The Stoning of Soraya M., an impassioned, American-financed drama, is in service to the filmmakers' opposition to the religiously sanctioned stoning of inconvenient or insubordinate Muslim women in Iran and elsewhere. So far, so good. However, the film is a classic case of preaching to the choir, since it's doubtful the film will reach many of the minds that need changing.
The film is based on a true incident written about in 1994 by novelist and journalist Freidoune Sahebjam. The incident he recorded occurred approximately 20-25 years ago.
The most discouraging thing about The Stoning of Soraya M. is its splatter-film ethos, which is vividly on view throughout the last quarter of the nearly two-hour movie. Granted, the title says it all: A stoning will occur; about that there is no suspense. But as Soraya M.'s (Mozhan Marnò) half-buried body arches back and then bobs forward like a battered punching bag with each stone thrust to her forehead - her fresh, red blood all the while contrasting with the parched, dusty landscape - viewers also experience this protracted agony and begin to crave blessed release.
Not since 2004's The Passion of the Christ have we seen such an explicit and sustained assault on the flesh in a nonhorror film. Coincidentally, starring in that earlier film as the crucified title character was James Caviezel, who co-stars in The Stoning as the journalist whose car breaks down in a godforsaken Iranian village and who remains there long enough to uncover its secrets.

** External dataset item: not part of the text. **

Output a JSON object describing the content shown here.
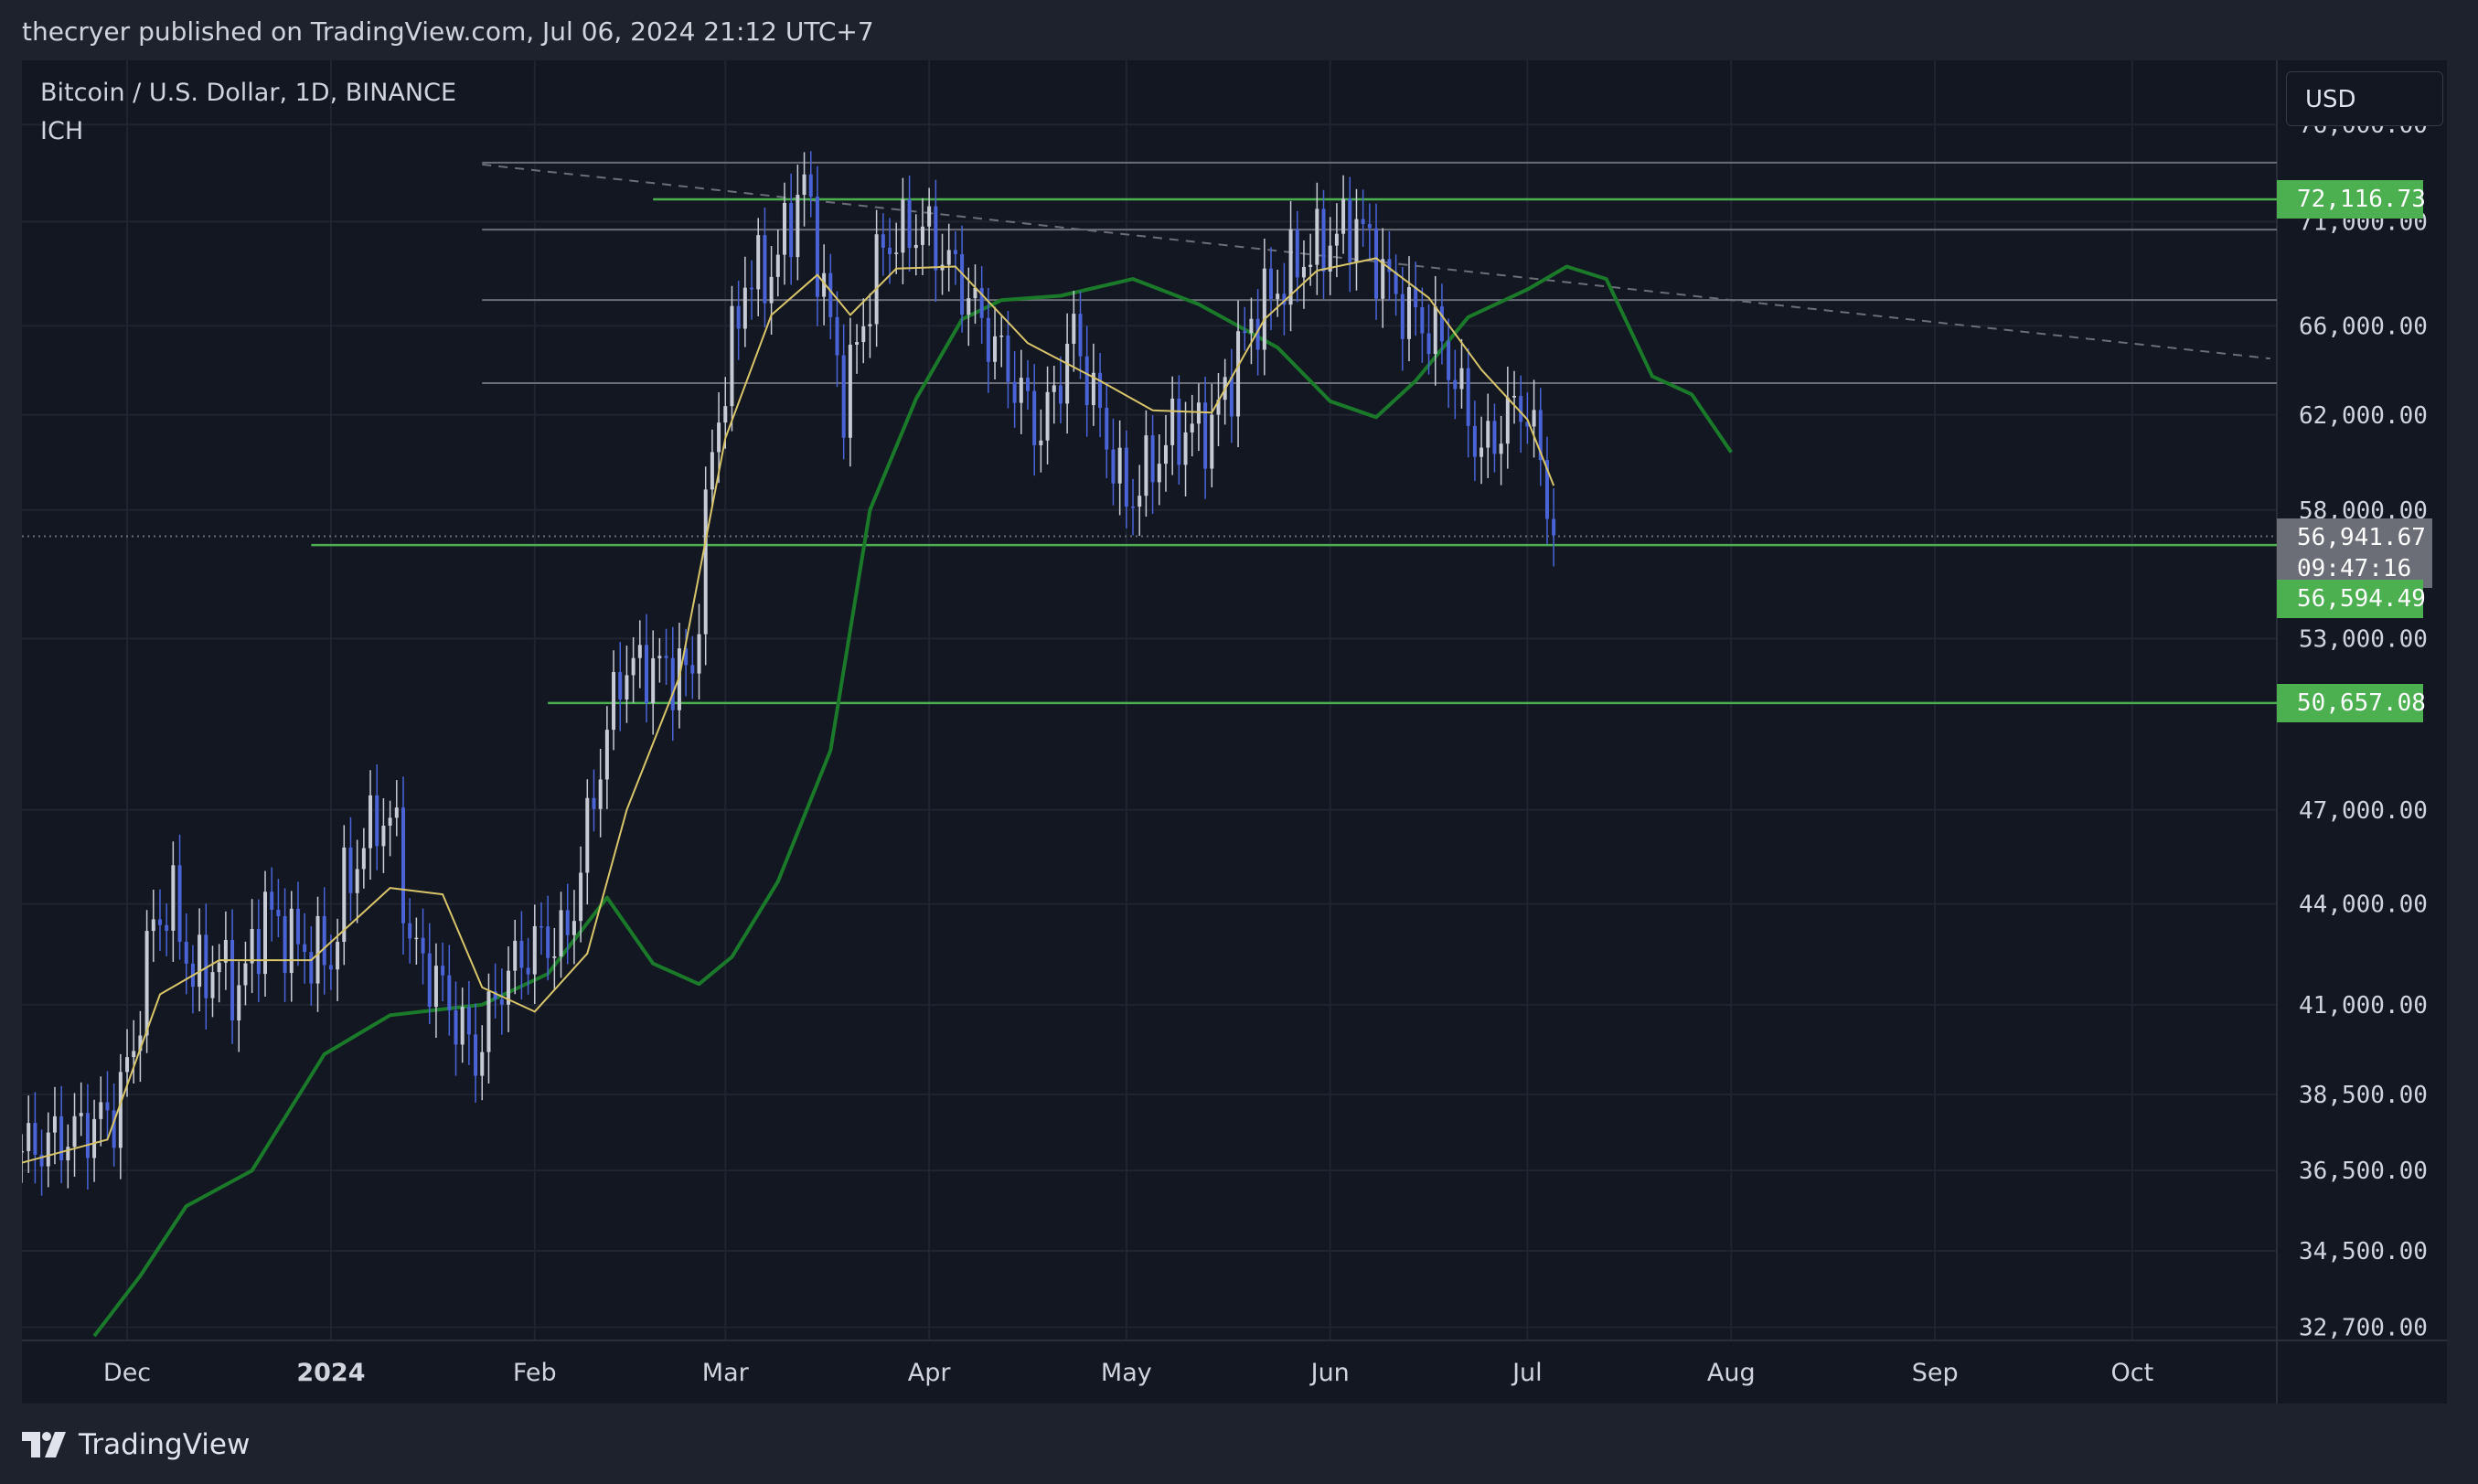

Until the ritual stoning starts in the film's last 30 minutes, there are many segments of ethnographic interest as we are given entrée to Muslim women's often hidden world behind the chador, and the piece also provides work for many compelling Iranian-born actors. Still, the melodrama is marred by stark distinctions between good and evil, an overly simplistic kind of dramaturgy.
Rather than increasing sympathy for the plight of women living under the ironclad rule of paternalistic theocracies, The Stoning of Soraya M. is more likely to incite Western antipathy toward the Islamic faith. It is possible to support the journalistic ideal that no stoning should be left unturned while also championing better storytelling.